I think I would look forward to 36 minutes of "time out" or "naughty step" every now and again....bliss

lyrasdaemon · 26/10/2007 19:41

Parents who smack should be fined, and put on compulsory parenting classes.

People often say that children need to be smacked, because they are incapable of understanding reason. This is an absurd argument, for two reasons:

(1) Children who cannot understand reason will not be able to understand the reason for the smack, so smacking will be ineffective. If the child does understand why he/she has been smacked, then they are capable of understanding reason, and do not need to be smacked in the first place.

(2) There are many adults who are incapable of understanding reason, such as the mentally disabled, and elderly people with Alzheimer's. Why are they not smacked when they do wrong? Because it is cruel? Why then is it not equally cruel to smack a child?

seeker · 26/10/2007 20:32

And I'm sorry - but I can't get my head round smacking a less than 2 year old for tipping up her plate. Talk about disproportionate punishment........

ADragonIs4LifeNotJustHalloween · 26/10/2007 20:36

"compulsory parenting classes" Oooh yes, because parents who occasionally smack are automatically Bad Parents whereas those who don't are Perfect.

Ban shouting.
Ban grounding
Ban the naughty step/time out
Ban sanctions

Because you don't do those to mentally disabled or elderly adults either do you?

TerrorMater · 26/10/2007 20:42

This is my problem with banning smacking. I don't like it at all, but there are other things I dislike just as much, and which I suspect are equally as damaging.

Lots of shouting for instance (my personal bad parenting 'tool' ), or emotional blackmail ("don't do that darling, it makes mummy so sad").

If you ban one imperfect parenting 'tool', you criminalise one group of imperfect parents, while leaving the rest of us potentially smug in the knowledge that whatever we may do, we don't smack.

Am I really damaging my children less when I shout than tori32 is when she 'taps'?
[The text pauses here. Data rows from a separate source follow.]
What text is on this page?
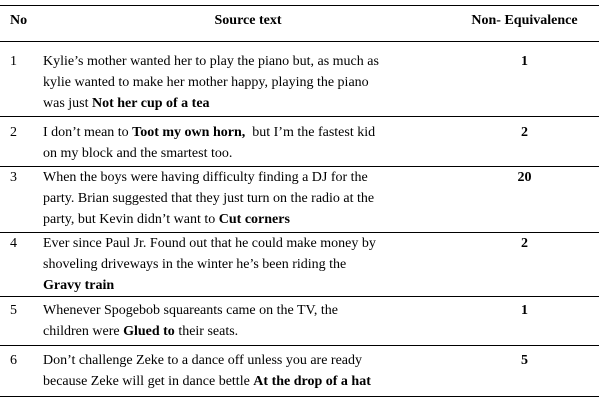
No	Source text	Non- Equivalence
1 Kylie’s mother wanted her to play the piano but, as much as
kylie wanted to make her mother happy, playing the piano
was just Not her cup of a tea
1
2 I don’t mean to Toot my own horn,  but I’m the fastest kid
on my block and the smartest too.
2
3 When the boys were having difficulty finding a DJ for the
party. Brian suggested that they just turn on the radio at the
party, but Kevin didn’t want to Cut corners
20
4 Ever since Paul Jr. Found out that he could make money by
shoveling driveways in the winter he’s been riding the
Gravy train
2
5 Whenever Spogebob squareants came on the TV, the
children were Glued to their seats.
1
6 Don’t challenge Zeke to a dance off unless you are ready
because Zeke will get in dance bettle At the drop of a hat
5
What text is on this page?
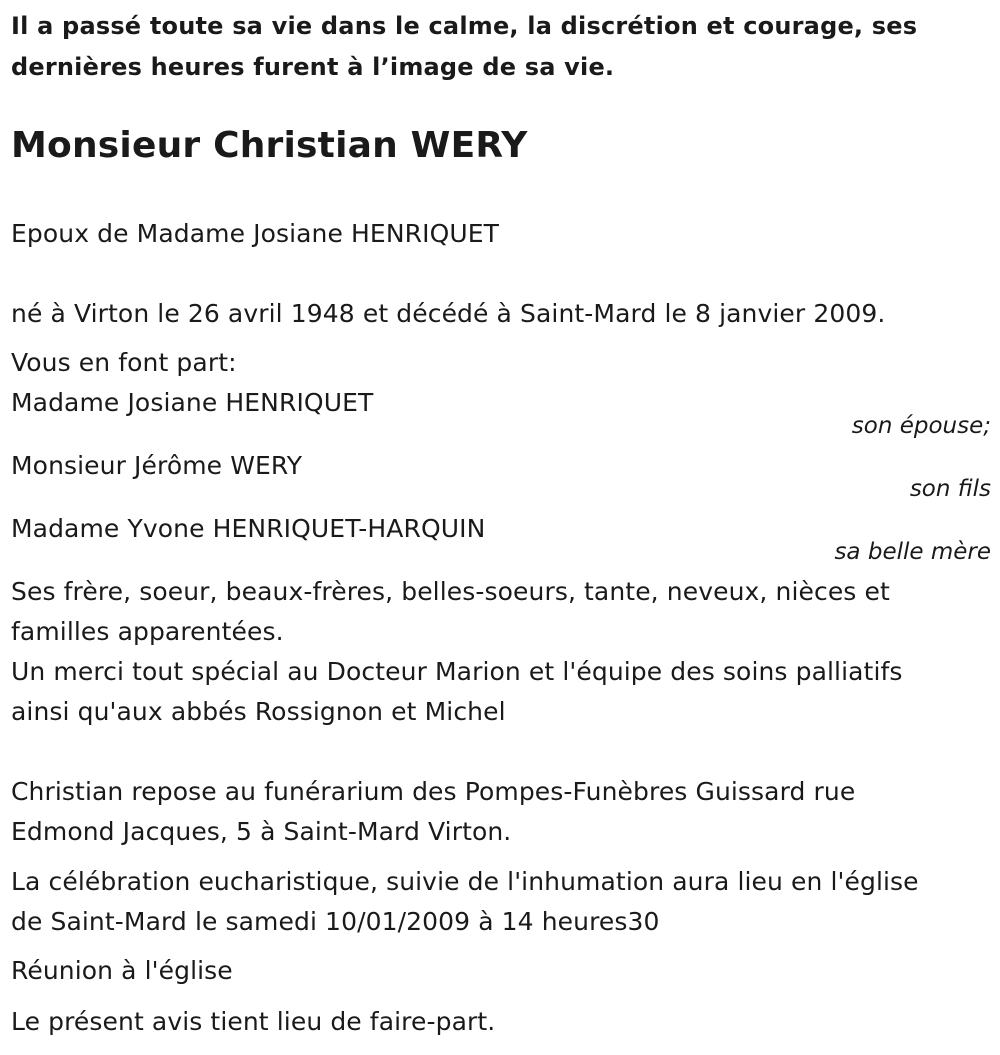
Il a passé toute sa vie dans le calme, la discrétion et courage, ses

dernières heures furent à l’image de sa vie.

Monsieur Christian WERY

Epoux de Madame Josiane HENRIQUET

né à Virton le 26 avril 1948 et décédé à Saint-Mard le 8 janvier 2009.

Vous en font part:

Madame Josiane HENRIQUET

son épouse;

Monsieur Jérôme WERY

son fils

Madame Yvone HENRIQUET-HARQUIN

sa belle mère

Ses frère, soeur, beaux-frères, belles-soeurs, tante, neveux, nièces et

familles apparentées.

Un merci tout spécial au Docteur Marion et l'équipe des soins palliatifs

ainsi qu'aux abbés Rossignon et Michel

Christian repose au funérarium des Pompes-Funèbres Guissard rue

Edmond Jacques, 5 à Saint-Mard Virton.

La célébration eucharistique, suivie de l'inhumation aura lieu en l'église

de Saint-Mard le samedi 10/01/2009 à 14 heures30

Réunion à l'église

Le présent avis tient lieu de faire-part.
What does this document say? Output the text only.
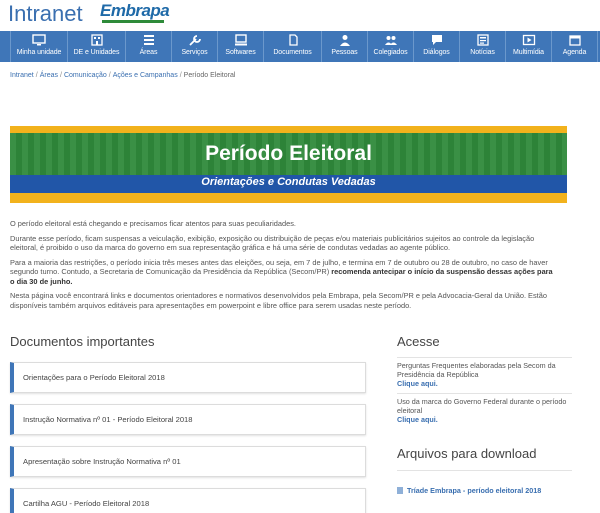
Intranet Embrapa
Minha unidade DE e Unidades	Áreas	Serviços	Softwares	Documentos	Pessoas Colegiados Diálogos	Notícias	Multimídia	Agenda
Intranet / Áreas / Comunicação / Ações e Campanhas / Período Eleitoral
Período Eleitoral
Orientações e Condutas Vedadas

O período eleitoral está chegando e precisamos ficar atentos para suas peculiaridades.

Durante esse período, ficam suspensas a veiculação, exibição, exposição ou distribuição de peças e/ou materiais publicitários sujeitos ao controle da legislação eleitoral, é proibido o uso da marca do governo em sua representação gráfica e há uma série de condutas vedadas ao agente público.

Para a maioria das restrições, o período inicia três meses antes das eleições, ou seja, em 7 de julho, e termina em 7 de outubro ou 28 de outubro, no caso de haver segundo turno. Contudo, a Secretaria de Comunicação da Presidência da República (Secom/PR) recomenda antecipar o início da suspensão dessas ações para o dia 30 de junho.

Nesta página você encontrará links e documentos orientadores e normativos desenvolvidos pela Embrapa, pela Secom/PR e pela Advocacia-Geral da União. Estão disponíveis também arquivos editáveis para apresentações em powerpoint e libre office para serem usadas neste período.

Documentos importantes
Orientações para o Período Eleitoral 2018
Instrução Normativa nº 01 - Período Eleitoral 2018
Apresentação sobre Instrução Normativa nº 01
Cartilha AGU - Período Eleitoral 2018
Acesse
Perguntas Frequentes elaboradas pela Secom da Presidência da República
Clique aqui.
Uso da marca do Governo Federal durante o período eleitoral
Clique aqui.
Arquivos para download
Tríade Embrapa - período eleitoral 2018
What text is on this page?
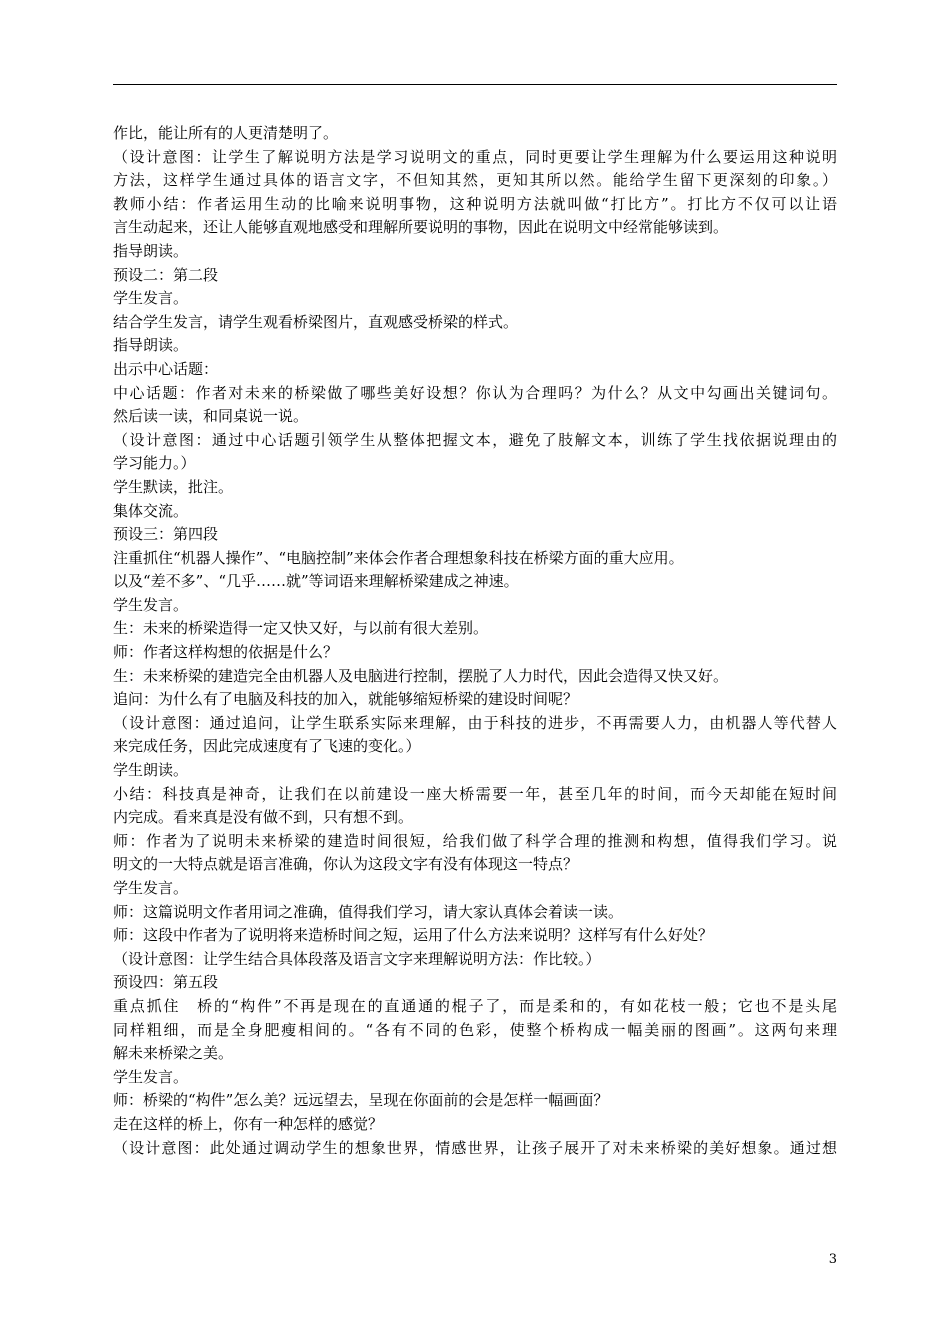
作比，能让所有的人更清楚明了。
（设计意图：让学生了解说明方法是学习说明文的重点，同时更要让学生理解为什么要运用这种说明
方法，这样学生通过具体的语言文字，不但知其然，更知其所以然。能给学生留下更深刻的印象。）
教师小结：作者运用生动的比喻来说明事物，这种说明方法就叫做“打比方”。打比方不仅可以让语
言生动起来，还让人能够直观地感受和理解所要说明的事物，因此在说明文中经常能够读到。
指导朗读。
预设二：第二段
学生发言。
结合学生发言，请学生观看桥梁图片，直观感受桥梁的样式。
指导朗读。
出示中心话题：
中心话题：作者对未来的桥梁做了哪些美好设想？你认为合理吗？为什么？从文中勾画出关键词句。
然后读一读，和同桌说一说。
（设计意图：通过中心话题引领学生从整体把握文本，避免了肢解文本，训练了学生找依据说理由的
学习能力。）
学生默读，批注。
集体交流。
预设三：第四段
注重抓住“机器人操作”、“电脑控制”来体会作者合理想象科技在桥梁方面的重大应用。
以及“差不多”、“几乎……就”等词语来理解桥梁建成之神速。
学生发言。
生：未来的桥梁造得一定又快又好，与以前有很大差别。
师：作者这样构想的依据是什么？
生：未来桥梁的建造完全由机器人及电脑进行控制，摆脱了人力时代，因此会造得又快又好。
追问：为什么有了电脑及科技的加入，就能够缩短桥梁的建设时间呢？
（设计意图：通过追问，让学生联系实际来理解，由于科技的进步，不再需要人力，由机器人等代替人
来完成任务，因此完成速度有了飞速的变化。）
学生朗读。
小结：科技真是神奇，让我们在以前建设一座大桥需要一年，甚至几年的时间，而今天却能在短时间
内完成。看来真是没有做不到，只有想不到。
师：作者为了说明未来桥梁的建造时间很短，给我们做了科学合理的推测和构想，值得我们学习。说
明文的一大特点就是语言准确，你认为这段文字有没有体现这一特点？
学生发言。
师：这篇说明文作者用词之准确，值得我们学习，请大家认真体会着读一读。
师：这段中作者为了说明将来造桥时间之短，运用了什么方法来说明？这样写有什么好处？
（设计意图：让学生结合具体段落及语言文字来理解说明方法：作比较。）
预设四：第五段
重点抓住　桥的“构件”不再是现在的直通通的棍子了，而是柔和的，有如花枝一般；它也不是头尾
同样粗细，而是全身肥瘦相间的。“各有不同的色彩，使整个桥构成一幅美丽的图画”。这两句来理
解未来桥梁之美。
学生发言。
师：桥梁的“构件”怎么美？远远望去，呈现在你面前的会是怎样一幅画面？
走在这样的桥上，你有一种怎样的感觉？
（设计意图：此处通过调动学生的想象世界，情感世界，让孩子展开了对未来桥梁的美好想象。通过想
3
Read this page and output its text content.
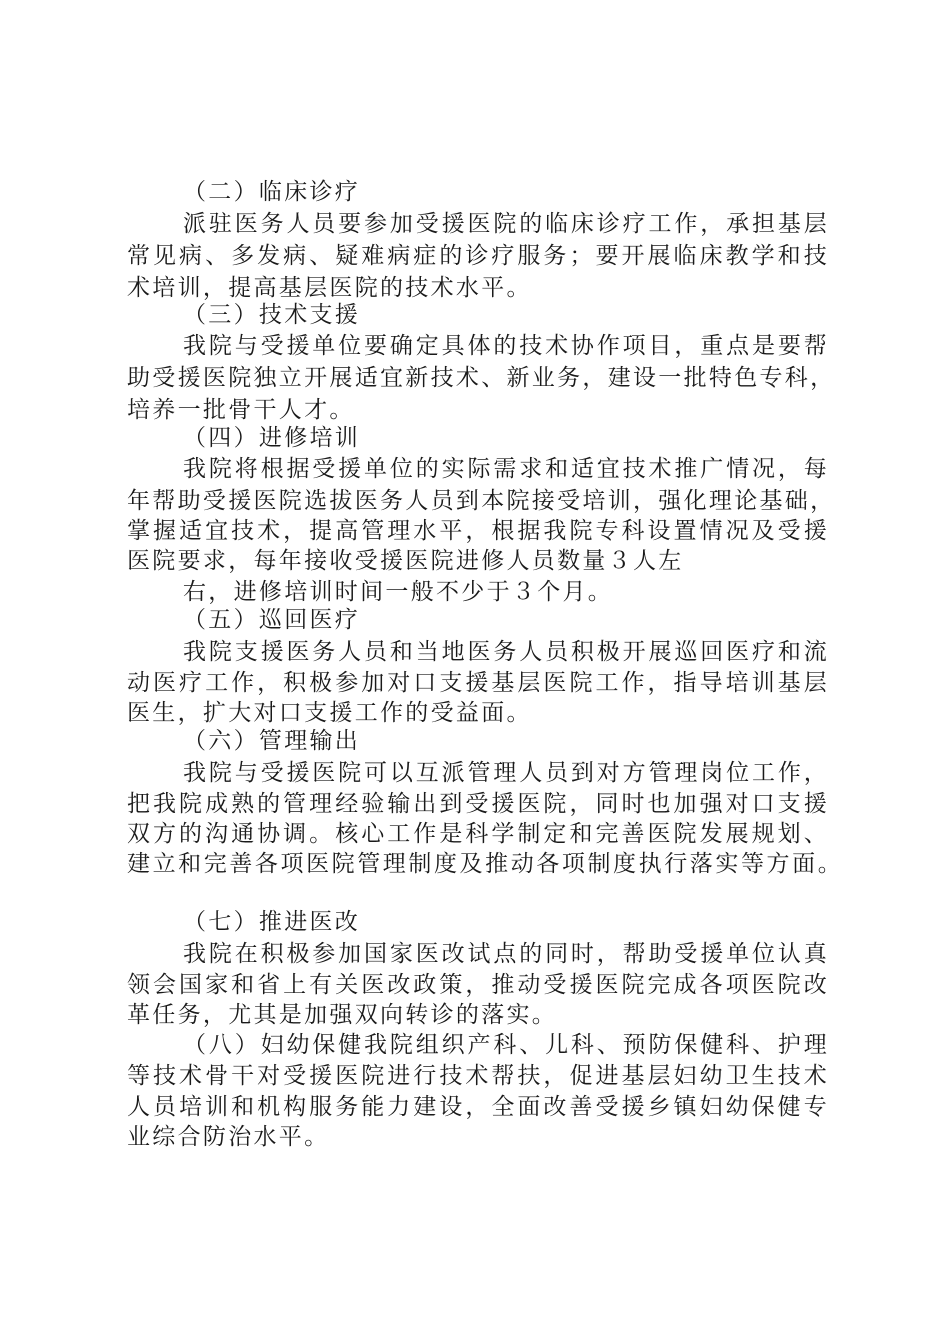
（二）临床诊疗
派驻医务人员要参加受援医院的临床诊疗工作，承担基层
常见病、多发病、疑难病症的诊疗服务；要开展临床教学和技
术培训，提高基层医院的技术水平。
（三）技术支援
我院与受援单位要确定具体的技术协作项目，重点是要帮
助受援医院独立开展适宜新技术、新业务，建设一批特色专科，
培养一批骨干人才。
（四）进修培训
我院将根据受援单位的实际需求和适宜技术推广情况，每
年帮助受援医院选拔医务人员到本院接受培训，强化理论基础，
掌握适宜技术，提高管理水平，根据我院专科设置情况及受援
医院要求，每年接收受援医院进修人员数量３人左
右，进修培训时间一般不少于３个月。
（五）巡回医疗
我院支援医务人员和当地医务人员积极开展巡回医疗和流
动医疗工作，积极参加对口支援基层医院工作，指导培训基层
医生，扩大对口支援工作的受益面。
（六）管理输出
我院与受援医院可以互派管理人员到对方管理岗位工作，
把我院成熟的管理经验输出到受援医院，同时也加强对口支援
双方的沟通协调。核心工作是科学制定和完善医院发展规划、
建立和完善各项医院管理制度及推动各项制度执行落实等方面。
（七）推进医改
我院在积极参加国家医改试点的同时，帮助受援单位认真
领会国家和省上有关医改政策，推动受援医院完成各项医院改
革任务，尤其是加强双向转诊的落实。
（八）妇幼保健我院组织产科、儿科、预防保健科、护理
等技术骨干对受援医院进行技术帮扶，促进基层妇幼卫生技术
人员培训和机构服务能力建设，全面改善受援乡镇妇幼保健专
业综合防治水平。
harpsicorpsecarrier · 26/10/2007 20:45

I agree with seeker.
I think this whole thing about "tapping" and "smacking" and "a considered walloping" is a bit disingenous too.
in law, the seriousness of the assault is not determined by the intentions or the experiences of the person doing the assaulting but the person being assaulted.
how can you know how much it hurts the person being smacked/tapped? it might hurt a lot, or not at all.
who knows?
obviously in order to "shock" it has to be hard enough.
if you are genuinely trying to shock, then why isn't a raised voice, or a firm tone of voice, or moving the child from the situation, why aren't these things enough? why is it necessary to hit too?

ADragonIs4LifeNotJustHalloween · 26/10/2007 20:48

Where has anyone said anything about "a considered walloping"?

I have smacked DSs but the only time they've ever expressed any distress is when I've shouted and they've begged me not to.

harpsicorpsecarrier · 26/10/2007 20:51

dragon it was a joke

ADragonIs4LifeNotJustHalloween · 26/10/2007 20:51

Ha de ha.

harpsicorpsecarrier · 26/10/2007 20:53

oh well that's a little rude.
never mind, I am sure it was meant in a loving way.

ADragonIs4LifeNotJustHalloween · 26/10/2007 20:54

It was a laugh

ThePhantomToiletFlusher · 26/10/2007 20:55

Harpsicorpse - FWIW, In English and Welsh Law the seriousness of the assault is determined by the injuries recieved (Common Assault being the lowest to which parents currently have a lawful defense), then ABH, GBH and GBH with Intent.

Parents do not have any lawful defense against causing bruising, swelling, scratches etc to their child as this would be an ABH or higher.